基本上 Pyramid Feature Network 的结构是这样的:
1. x_1 = stage_1(img)
2. x_2 = stage_2(x_1)
3. x_3 = stage_3(x_2)
4. x'_3, tip_3 = block_3(x_3)                                => dets_3 = output_3(tip_3)
5. x'_2, tip_2 = block_2(upsample(transition_2(x'_3)) ⊙ x_2) => dets_2 = output_2(tip_2)
6. x'_1, tip_1 = block_1(upsample(transition_1(x'_2)) ⊙ x_1) => dets_1 = output_1(tip_1)


stages 负责抽取基本的 features
blocks 负责将输入的 concat 得来的 features 做融合 (特征变换) 使其适合做 Prediction, 简而言之, 为 Prediction 做准备的特征变换
transitions 也是做个特征变换
upsample 顾名思义就是上采样
outputs 顾名思义就是做 Prediction

        if autograd.is_training():
            # during training, the network behaves differently since we don't need detection results
            if autograd.is_recording():
                # generate losses and return them directly
                box_preds = F.concat(*all_detections, dim=1)
                all_preds = [F.concat(*p, dim=1) for p in [
                    all_objectness, all_box_centers, all_box_scales, all_class_pred]]
                all_targets = self._target_generator(box_preds, *args)
                return self._loss(*(all_preds + all_targets))
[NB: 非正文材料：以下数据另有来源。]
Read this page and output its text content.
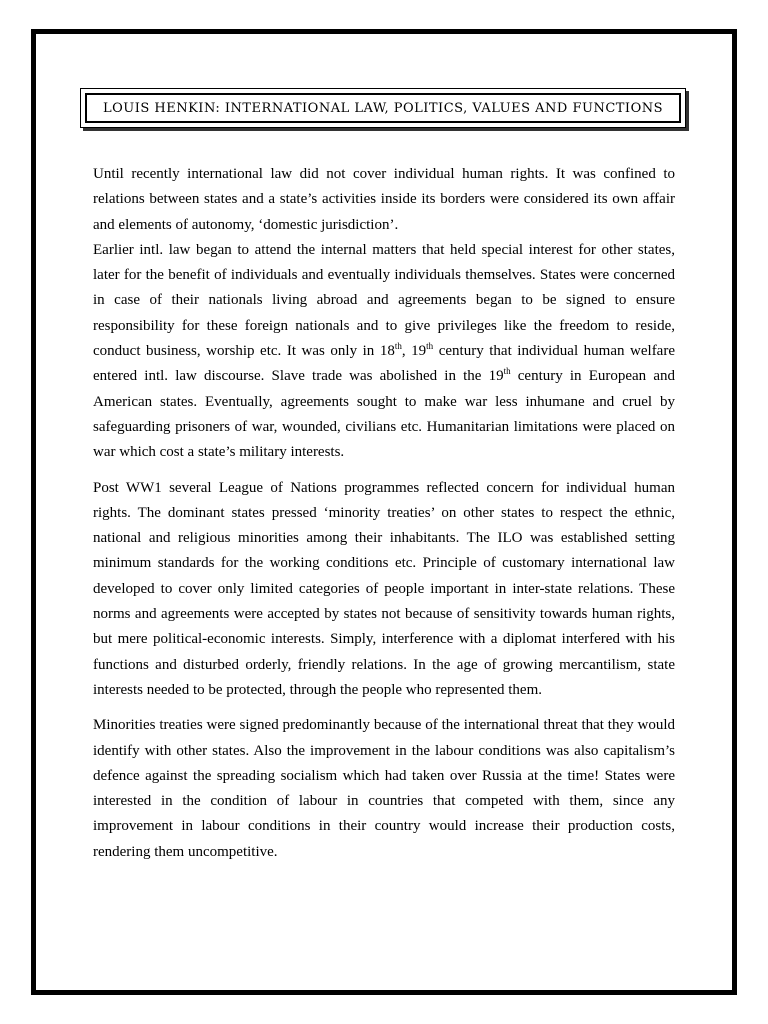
LOUIS HENKIN: INTERNATIONAL LAW, POLITICS, VALUES AND FUNCTIONS

Until recently international law did not cover individual human rights. It was confined to relations between states and a state’s activities inside its borders were considered its own affair and elements of autonomy, ‘domestic jurisdiction’.

Earlier intl. law began to attend the internal matters that held special interest for other states, later for the benefit of individuals and eventually individuals themselves. States were concerned in case of their nationals living abroad and agreements began to be signed to ensure responsibility for these foreign nationals and to give privileges like the freedom to reside, conduct business, worship etc. It was only in 18th, 19th century that individual human welfare entered intl. law discourse. Slave trade was abolished in the 19th century in European and American states. Eventually, agreements sought to make war less inhumane and cruel by safeguarding prisoners of war, wounded, civilians etc. Humanitarian limitations were placed on war which cost a state’s military interests.

Post WW1 several League of Nations programmes reflected concern for individual human rights. The dominant states pressed ‘minority treaties’ on other states to respect the ethnic, national and religious minorities among their inhabitants. The ILO was established setting minimum standards for the working conditions etc. Principle of customary international law developed to cover only limited categories of people important in inter-state relations. These norms and agreements were accepted by states not because of sensitivity towards human rights, but mere political-economic interests. Simply, interference with a diplomat interfered with his functions and disturbed orderly, friendly relations. In the age of growing mercantilism, state interests needed to be protected, through the people who represented them.

Minorities treaties were signed predominantly because of the international threat that they would identify with other states. Also the improvement in the labour conditions was also capitalism’s defence against the spreading socialism which had taken over Russia at the time! States were interested in the condition of labour in countries that competed with them, since any improvement in labour conditions in their country would increase their production costs, rendering them uncompetitive.
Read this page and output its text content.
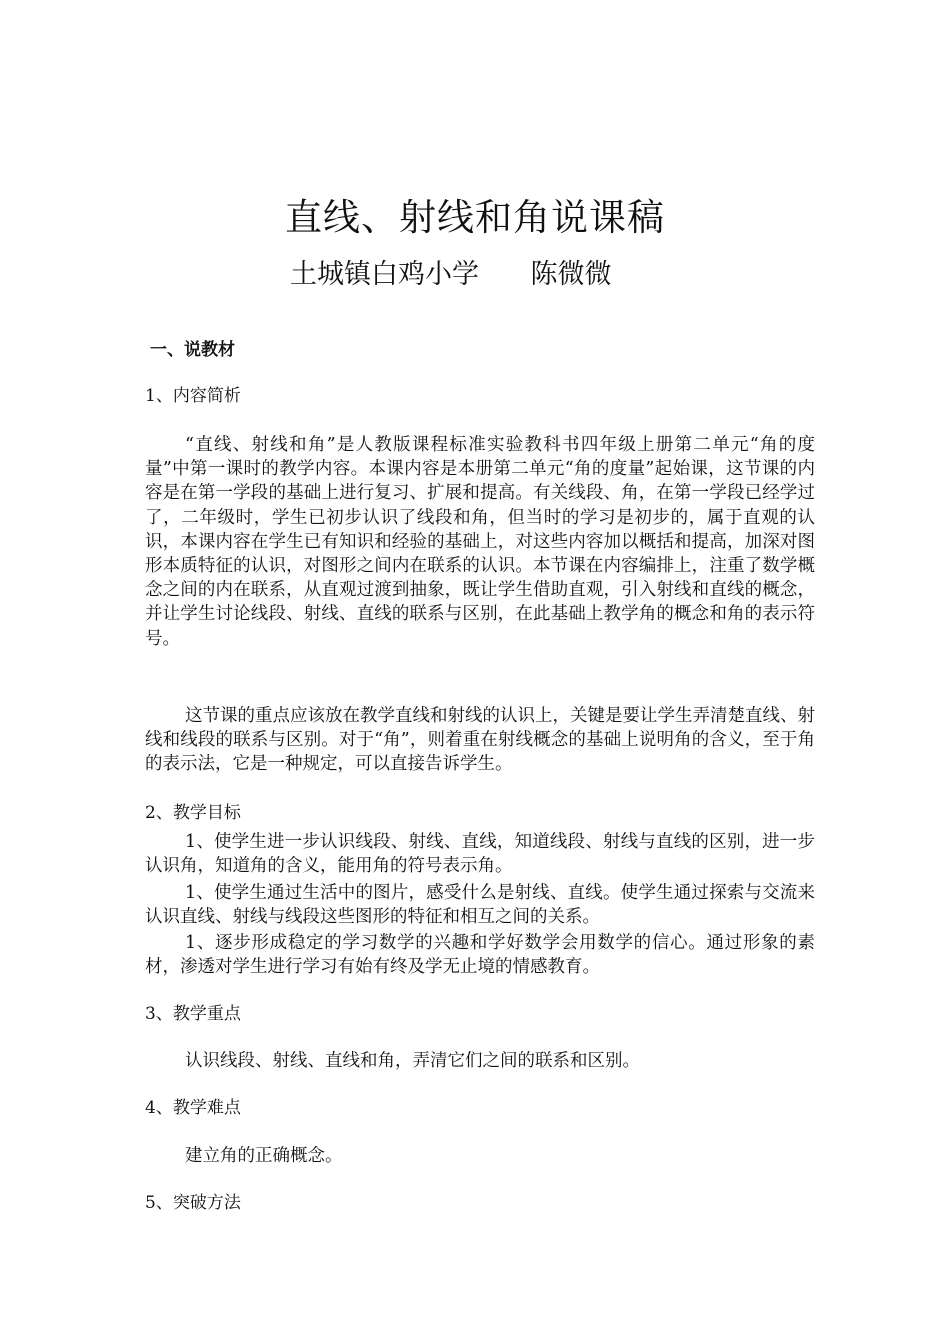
直线、射线和角说课稿
土城镇白鸡小学      陈微微
一、说教材
1、内容简析
“直线、射线和角”是人教版课程标准实验教科书四年级上册第二单元“角的度量”中第一课时的教学内容。本课内容是本册第二单元“角的度量”起始课，这节课的内容是在第一学段的基础上进行复习、扩展和提高。有关线段、角，在第一学段已经学过了，二年级时，学生已初步认识了线段和角，但当时的学习是初步的，属于直观的认识，本课内容在学生已有知识和经验的基础上，对这些内容加以概括和提高，加深对图形本质特征的认识，对图形之间内在联系的认识。本节课在内容编排上，注重了数学概念之间的内在联系，从直观过渡到抽象，既让学生借助直观，引入射线和直线的概念，并让学生讨论线段、射线、直线的联系与区别，在此基础上教学角的概念和角的表示符号。
这节课的重点应该放在教学直线和射线的认识上，关键是要让学生弄清楚直线、射线和线段的联系与区别。对于“角”，则着重在射线概念的基础上说明角的含义，至于角的表示法，它是一种规定，可以直接告诉学生。
2、教学目标
1、使学生进一步认识线段、射线、直线，知道线段、射线与直线的区别，进一步认识角，知道角的含义，能用角的符号表示角。
1、使学生通过生活中的图片，感受什么是射线、直线。使学生通过探索与交流来认识直线、射线与线段这些图形的特征和相互之间的关系。
1、逐步形成稳定的学习数学的兴趣和学好数学会用数学的信心。通过形象的素材，渗透对学生进行学习有始有终及学无止境的情感教育。
3、教学重点
认识线段、射线、直线和角，弄清它们之间的联系和区别。
4、教学难点
建立角的正确概念。
5、突破方法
box_preds: 如果是在 training 阶段, 因为 all_detections 是 List of mx.ndarray, 里面每个元素都是 (B, H_i x W_i x num_anchors, 4), 存的是 [xmin, ymin, xmax, ymax]. concat 之后得到的 box_preds 是 (B, H_1 x W_1 x num_anchors + ... + H_3 x W_3 x num_anchors, 4) 的 mx.ndarray
all_preds 是一个 List of List of mx.ndarray, 里面每个元素如下:

all_objectness  转化来的 mx.ndarray 形状为 (B, H_1 x W_1 x num_anchors + ... + H_3 x W_3 x num_anchors, 1)
all_box_centers 转化来的 mx.ndarray 形状为 (B, H_1 x W_1 x num_anchors + ... + H_3 x W_3 x num_anchors, 2)
all_box_scales  转化来的 mx.ndarray 形状为 (B, H_1 x W_1 x num_anchors + ... + H_3 x W_3 x num_anchors, 2)
all_class_pred  转化来的 mx.ndarray 形状为 (B, H_1 x W_1 x num_anchors + ... + H_3 x W_3 x num_anchors, num_class)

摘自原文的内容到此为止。